Barry Diller Shatters John Malone's Stake Into Little Itty Bits
Oh, how much do we love when moguls clash?
Yesterday, the battle between InterActiveCorp’s Barry Diller and John Malone of Liberty Media (pictured here in cartoon form) got much more interesting.
As luck would have it, I will be interviewing Diller onstage at the Monaco Media Forum in Monte-Carlo this week–yes, it’s as glamorous as it sounds–so now there will be lots more to talk to him about at the digital gathering.
Diller is an excellent interview–he’s appeared at two D conferences–as he likes to parry more than the average CEO and he is good at it.
Very good, as it turns out, when dealing with Malone.
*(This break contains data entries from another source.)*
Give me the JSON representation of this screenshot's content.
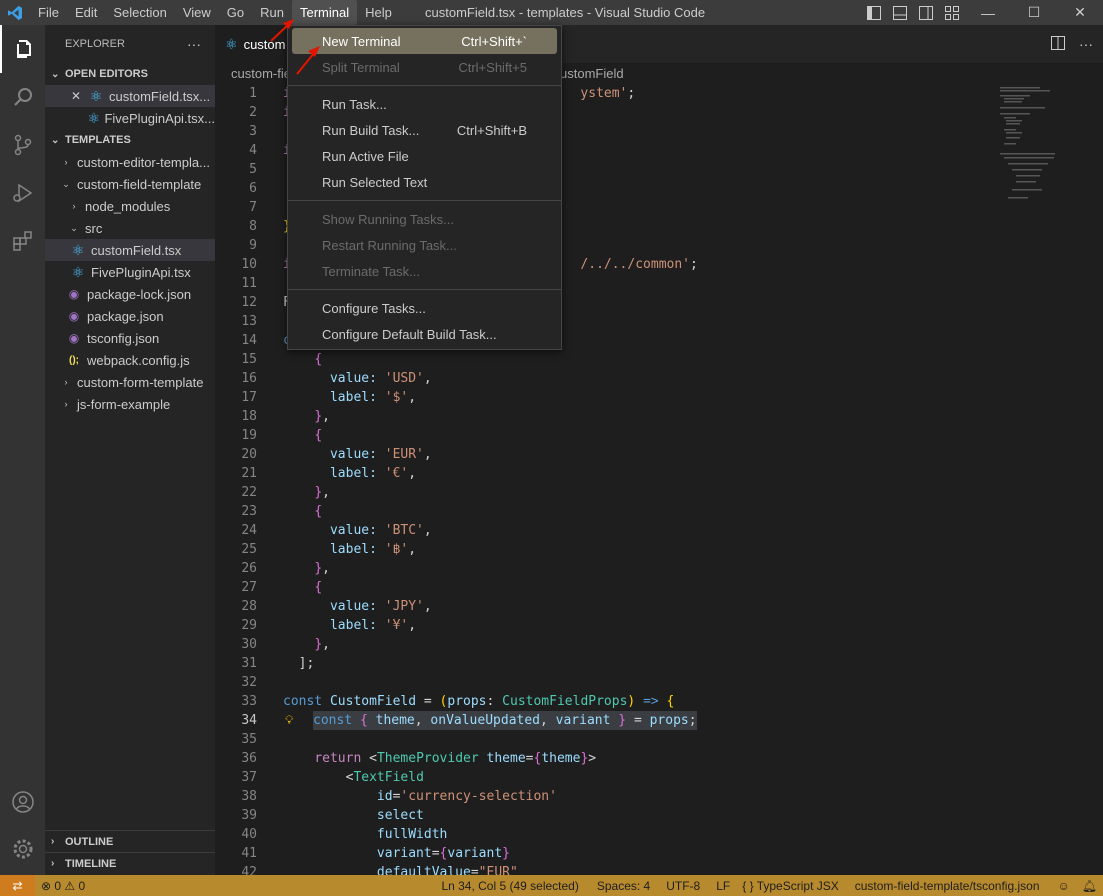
{
  "menubar": {
    "items": [
      "File",
      "Edit",
      "Selection",
      "View",
      "Go",
      "Run",
      "Terminal",
      "Help"
    ],
    "active": "Terminal"
  },
  "window_title": "customField.tsx - templates - Visual Studio Code",
  "window_controls": {
    "minimize": "—",
    "maximize": "☐",
    "close": "✕"
  },
  "sidebar": {
    "title": "EXPLORER",
    "more": "···",
    "open_editors_label": "OPEN EDITORS",
    "open_editors": [
      {
        "name": "customField.tsx...",
        "close": "✕"
      },
      {
        "name": "FivePluginApi.tsx..."
      }
    ],
    "workspace_label": "TEMPLATES",
    "tree": [
      {
        "label": "custom-editor-templa..."
      },
      {
        "label": "custom-field-template"
      },
      {
        "label": "node_modules"
      },
      {
        "label": "src"
      },
      {
        "label": "customField.tsx"
      },
      {
        "label": "FivePluginApi.tsx"
      },
      {
        "label": "package-lock.json"
      },
      {
        "label": "package.json"
      },
      {
        "label": "tsconfig.json"
      },
      {
        "label": "webpack.config.js"
      },
      {
        "label": "custom-form-template"
      },
      {
        "label": "js-form-example"
      }
    ],
    "outline_label": "OUTLINE",
    "timeline_label": "TIMELINE"
  },
  "editor": {
    "tab_label": "custom",
    "breadcrumb_left": "custom-fie",
    "breadcrumb_right": "ustomField",
    "line_numbers": [
      "1",
      "2",
      "3",
      "4",
      "5",
      "6",
      "7",
      "8",
      "9",
      "10",
      "11",
      "12",
      "13",
      "14",
      "15",
      "16",
      "17",
      "18",
      "19",
      "20",
      "21",
      "22",
      "23",
      "24",
      "25",
      "26",
      "27",
      "28",
      "29",
      "30",
      "31",
      "32",
      "33",
      "34",
      "35",
      "36",
      "37",
      "38",
      "39",
      "40",
      "41",
      "42"
    ],
    "current_line": "34"
  },
  "terminal_menu": {
    "items": [
      {
        "label": "New Terminal",
        "shortcut": "Ctrl+Shift+`"
      },
      {
        "label": "Split Terminal",
        "shortcut": "Ctrl+Shift+5"
      },
      {
        "label": "Run Task..."
      },
      {
        "label": "Run Build Task...",
        "shortcut": "Ctrl+Shift+B"
      },
      {
        "label": "Run Active File"
      },
      {
        "label": "Run Selected Text"
      },
      {
        "label": "Show Running Tasks..."
      },
      {
        "label": "Restart Running Task..."
      },
      {
        "label": "Terminate Task..."
      },
      {
        "label": "Configure Tasks..."
      },
      {
        "label": "Configure Default Build Task..."
      }
    ]
  },
  "statusbar": {
    "remote": "⇄",
    "problems": "⊗ 0 ⚠ 0",
    "cursor": "Ln 34, Col 5 (49 selected)",
    "spaces": "Spaces: 4",
    "encoding": "UTF-8",
    "eol": "LF",
    "language": "{ } TypeScript JSX",
    "tsconfig": "custom-field-template/tsconfig.json"
  },
  "colors": {
    "accent": "#b88a2e",
    "arrow": "#e51400",
    "menu_hover": "#75715e"
  }
}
By way of background, Liberty has indicated it wants to rid itself of the 24% of IAC it owns. That stake has 58% super-voting rights, but it’s controlled by Diller via a past agreement.
So, Malone has been applying public pressure, leveling some choice barbs at Diller.
In a previous piece in The Wall Street Journal, Malone came out with this gem: “There was a time when there was, I think, a 20% Barry premium. Today you could argue there is a Barry discount.”
To deal with the pressure, Diller made the move to carve up the $9 billion holding company, made up of a variety of Internet properties, chopping and dicing more than a Ginsu knive demonstrator selling his heart out on his HSN cable-shopping network (see IAC revenue chart below).
It’s a major reversal for Diller, who has spent many years assembling IAC and who even talked about the importance of its synergies. Now, under his proposal, it will be split into five parts, all separately traded, essentially separating the wheat from the chaff.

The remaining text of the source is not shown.